Les adjuvants nécessaires

La vie de chaque jour se déroulait dans un état au bord de l’épuisement physique. Le monde des humains formait une masse confuse, grossièrement hostile et d’une complication décourageante. Il n’y avait, sinon de salut, du moins de suffisante sécurité que dans la fuite au-dedans – en une culture exclusive de l’intériorité. Dans ce mouvement de repli et de refuge, mais aussi de création, l’alcool ne fut bientôt plus un adjuvant suffisant. La pratique pharmaceutique offrait des produits singulièrement plus actifs pour se couper du monde et alléger l’esprit de ses entraves matérielles et sociales – l’opium, le laudanum, l’éther, le véronal, la cocaïne. Il en avait déjà tâté lors de ses études. Il y revint avec exaltation, conscient de la destruction de lui-même qui s’opérait dans le surpassement de la puissance créatrice.

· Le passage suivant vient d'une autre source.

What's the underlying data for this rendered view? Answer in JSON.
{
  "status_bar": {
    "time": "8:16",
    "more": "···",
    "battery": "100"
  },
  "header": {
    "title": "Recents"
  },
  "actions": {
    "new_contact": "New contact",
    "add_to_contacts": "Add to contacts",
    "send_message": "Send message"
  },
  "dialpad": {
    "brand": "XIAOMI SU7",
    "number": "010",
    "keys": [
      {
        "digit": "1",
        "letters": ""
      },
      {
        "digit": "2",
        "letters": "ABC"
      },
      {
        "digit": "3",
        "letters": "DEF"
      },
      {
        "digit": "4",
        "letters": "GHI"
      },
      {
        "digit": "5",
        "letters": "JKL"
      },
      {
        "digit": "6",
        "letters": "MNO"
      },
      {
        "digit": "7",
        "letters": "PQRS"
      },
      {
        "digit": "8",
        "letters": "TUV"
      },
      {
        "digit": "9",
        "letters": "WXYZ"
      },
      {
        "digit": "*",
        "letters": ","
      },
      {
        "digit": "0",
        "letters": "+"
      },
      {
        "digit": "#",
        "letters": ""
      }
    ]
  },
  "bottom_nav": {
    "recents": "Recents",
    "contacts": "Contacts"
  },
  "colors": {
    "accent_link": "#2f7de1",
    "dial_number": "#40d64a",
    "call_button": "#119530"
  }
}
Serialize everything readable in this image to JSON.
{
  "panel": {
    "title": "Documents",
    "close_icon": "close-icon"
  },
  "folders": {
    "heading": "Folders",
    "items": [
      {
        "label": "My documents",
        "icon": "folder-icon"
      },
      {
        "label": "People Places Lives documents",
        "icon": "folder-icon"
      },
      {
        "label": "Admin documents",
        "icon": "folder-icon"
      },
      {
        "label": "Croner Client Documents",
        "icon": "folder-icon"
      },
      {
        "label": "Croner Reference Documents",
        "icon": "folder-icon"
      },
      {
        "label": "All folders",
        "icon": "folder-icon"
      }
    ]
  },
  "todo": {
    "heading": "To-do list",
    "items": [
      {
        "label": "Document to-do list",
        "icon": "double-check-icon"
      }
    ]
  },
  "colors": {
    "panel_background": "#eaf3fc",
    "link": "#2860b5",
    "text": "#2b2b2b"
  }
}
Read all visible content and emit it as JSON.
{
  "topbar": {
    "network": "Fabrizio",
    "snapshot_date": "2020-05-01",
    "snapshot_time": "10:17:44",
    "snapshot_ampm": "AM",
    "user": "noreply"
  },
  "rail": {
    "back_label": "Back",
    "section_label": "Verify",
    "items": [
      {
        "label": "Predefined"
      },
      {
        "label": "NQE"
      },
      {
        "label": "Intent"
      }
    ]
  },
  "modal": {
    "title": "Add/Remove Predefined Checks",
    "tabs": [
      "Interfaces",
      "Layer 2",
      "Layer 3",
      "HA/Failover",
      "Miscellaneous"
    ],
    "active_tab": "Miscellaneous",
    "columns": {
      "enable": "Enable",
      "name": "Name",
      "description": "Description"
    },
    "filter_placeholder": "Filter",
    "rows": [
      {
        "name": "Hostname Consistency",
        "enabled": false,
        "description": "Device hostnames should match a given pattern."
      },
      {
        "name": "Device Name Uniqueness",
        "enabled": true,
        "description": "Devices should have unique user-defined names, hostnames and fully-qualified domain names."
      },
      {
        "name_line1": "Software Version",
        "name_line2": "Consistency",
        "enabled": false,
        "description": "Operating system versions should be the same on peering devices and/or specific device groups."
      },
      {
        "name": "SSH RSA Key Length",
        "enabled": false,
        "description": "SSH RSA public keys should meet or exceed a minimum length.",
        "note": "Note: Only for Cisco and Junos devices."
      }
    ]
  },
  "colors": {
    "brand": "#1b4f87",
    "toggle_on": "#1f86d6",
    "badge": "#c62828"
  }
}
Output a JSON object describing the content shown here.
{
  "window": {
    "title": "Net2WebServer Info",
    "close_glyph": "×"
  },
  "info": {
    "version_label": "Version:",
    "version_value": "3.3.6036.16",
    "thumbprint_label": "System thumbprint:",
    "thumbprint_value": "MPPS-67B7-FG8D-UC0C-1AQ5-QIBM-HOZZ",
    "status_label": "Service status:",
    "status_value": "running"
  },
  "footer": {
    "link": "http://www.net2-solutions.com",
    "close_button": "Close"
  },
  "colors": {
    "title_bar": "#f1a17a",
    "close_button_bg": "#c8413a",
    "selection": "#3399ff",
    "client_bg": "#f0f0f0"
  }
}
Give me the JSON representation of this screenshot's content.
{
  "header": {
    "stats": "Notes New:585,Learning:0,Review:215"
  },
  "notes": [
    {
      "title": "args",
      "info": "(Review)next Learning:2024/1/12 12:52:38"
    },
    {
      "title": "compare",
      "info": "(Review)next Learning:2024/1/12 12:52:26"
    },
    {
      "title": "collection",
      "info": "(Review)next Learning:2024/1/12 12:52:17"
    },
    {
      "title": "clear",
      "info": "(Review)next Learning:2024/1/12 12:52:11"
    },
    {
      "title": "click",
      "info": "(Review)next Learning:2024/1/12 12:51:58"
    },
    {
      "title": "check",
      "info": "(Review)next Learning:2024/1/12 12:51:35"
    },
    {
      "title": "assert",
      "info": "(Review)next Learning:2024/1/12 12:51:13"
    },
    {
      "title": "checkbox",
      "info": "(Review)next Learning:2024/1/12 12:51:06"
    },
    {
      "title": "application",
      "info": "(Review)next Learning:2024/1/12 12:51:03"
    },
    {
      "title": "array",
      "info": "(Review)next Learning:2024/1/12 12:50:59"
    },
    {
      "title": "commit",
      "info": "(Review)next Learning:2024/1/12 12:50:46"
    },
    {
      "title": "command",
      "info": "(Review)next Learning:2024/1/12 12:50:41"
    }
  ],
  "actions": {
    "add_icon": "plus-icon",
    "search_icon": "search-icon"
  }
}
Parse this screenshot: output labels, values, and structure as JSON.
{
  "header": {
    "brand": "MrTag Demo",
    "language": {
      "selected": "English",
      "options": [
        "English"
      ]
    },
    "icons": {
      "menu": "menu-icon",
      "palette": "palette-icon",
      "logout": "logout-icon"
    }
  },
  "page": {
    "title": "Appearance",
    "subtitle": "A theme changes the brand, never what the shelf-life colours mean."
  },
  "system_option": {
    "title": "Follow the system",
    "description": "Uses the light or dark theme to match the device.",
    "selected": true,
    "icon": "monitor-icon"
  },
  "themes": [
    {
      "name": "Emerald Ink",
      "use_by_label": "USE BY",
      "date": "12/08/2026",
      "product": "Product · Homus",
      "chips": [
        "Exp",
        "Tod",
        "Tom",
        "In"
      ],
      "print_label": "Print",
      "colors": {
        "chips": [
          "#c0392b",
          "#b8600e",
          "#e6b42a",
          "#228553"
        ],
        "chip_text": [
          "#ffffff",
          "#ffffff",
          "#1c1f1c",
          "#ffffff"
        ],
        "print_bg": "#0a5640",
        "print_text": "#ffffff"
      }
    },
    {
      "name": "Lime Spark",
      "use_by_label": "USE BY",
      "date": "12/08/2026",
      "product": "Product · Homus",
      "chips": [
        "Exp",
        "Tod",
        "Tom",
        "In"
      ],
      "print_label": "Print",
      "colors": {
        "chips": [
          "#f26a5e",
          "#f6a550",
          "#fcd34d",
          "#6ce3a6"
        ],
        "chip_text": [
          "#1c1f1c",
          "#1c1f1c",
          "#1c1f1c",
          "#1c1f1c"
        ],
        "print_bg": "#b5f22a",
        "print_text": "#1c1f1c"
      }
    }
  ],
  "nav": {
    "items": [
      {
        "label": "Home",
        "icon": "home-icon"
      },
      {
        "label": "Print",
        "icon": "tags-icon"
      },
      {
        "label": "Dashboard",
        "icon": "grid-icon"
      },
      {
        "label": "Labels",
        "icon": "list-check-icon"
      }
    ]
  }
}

La drogue n’introduisait pas seulement une distance secourable entre l’âme et le monde. Les idées, les sentiments, les émotions gagnaient en netteté, en acuité, en aisance à s’associer et à se féconder. Les perceptions, surtout visuelles et auditives, atteignaient à une intensité absolument fascinante. Des couleurs insolites affectaient la réalité des choses et la comblaient d’une valeur de présence sans rapport avec les apparences communément reconnues. En même temps, la voix de la sœur se faisait distinctement entendre dans le silence. Il suffisait au frère de retenir son souffle. Dans l’intervalle des expirations, il sentait d’abord en lui – mais comme s’il avait été, lui-même, dedans – la chaude présence féminine, sa consistance de douceur et comme son parfum d’être, et cela durait un temps incalculable et il n’y avait plus aucune trace d’angoisse ni de tension en lui. Ce n’était pas l’allégresse mais la limpidité, vide, au commencement, neutre, ouverte – qui, soudain, se remplissait d’un mot sonore, d’une forme de phrase sur fond de rythme sensible : le cœur parlait, de cette voix un peu rauque et voilée qui était la voix de la sœur. Elle disait, avec une plénitude portée par le souffle jusque dans la bouche du frère, les mots de la chute, de la douleur, du dépérissement – et la malédiction de la faute, le soleil qui s’éteint, la porte qui se ferme, le sang qui fume sur la terre. Ainsi pressait-elle son petit troupeau de paroles sur son chemin de silence. Rien ne pouvait empêcher le poème de s’écrire – mots d’une plainte jamais plainte mais tracée comme au tranchant – car la femme, en son lieu de hantise, est également rigueur et puissance.

Claude Louis-Combet, Blesse, ronce noire, Paris, José Corti, coll. « Les massicotés », 2004, pp.58-60.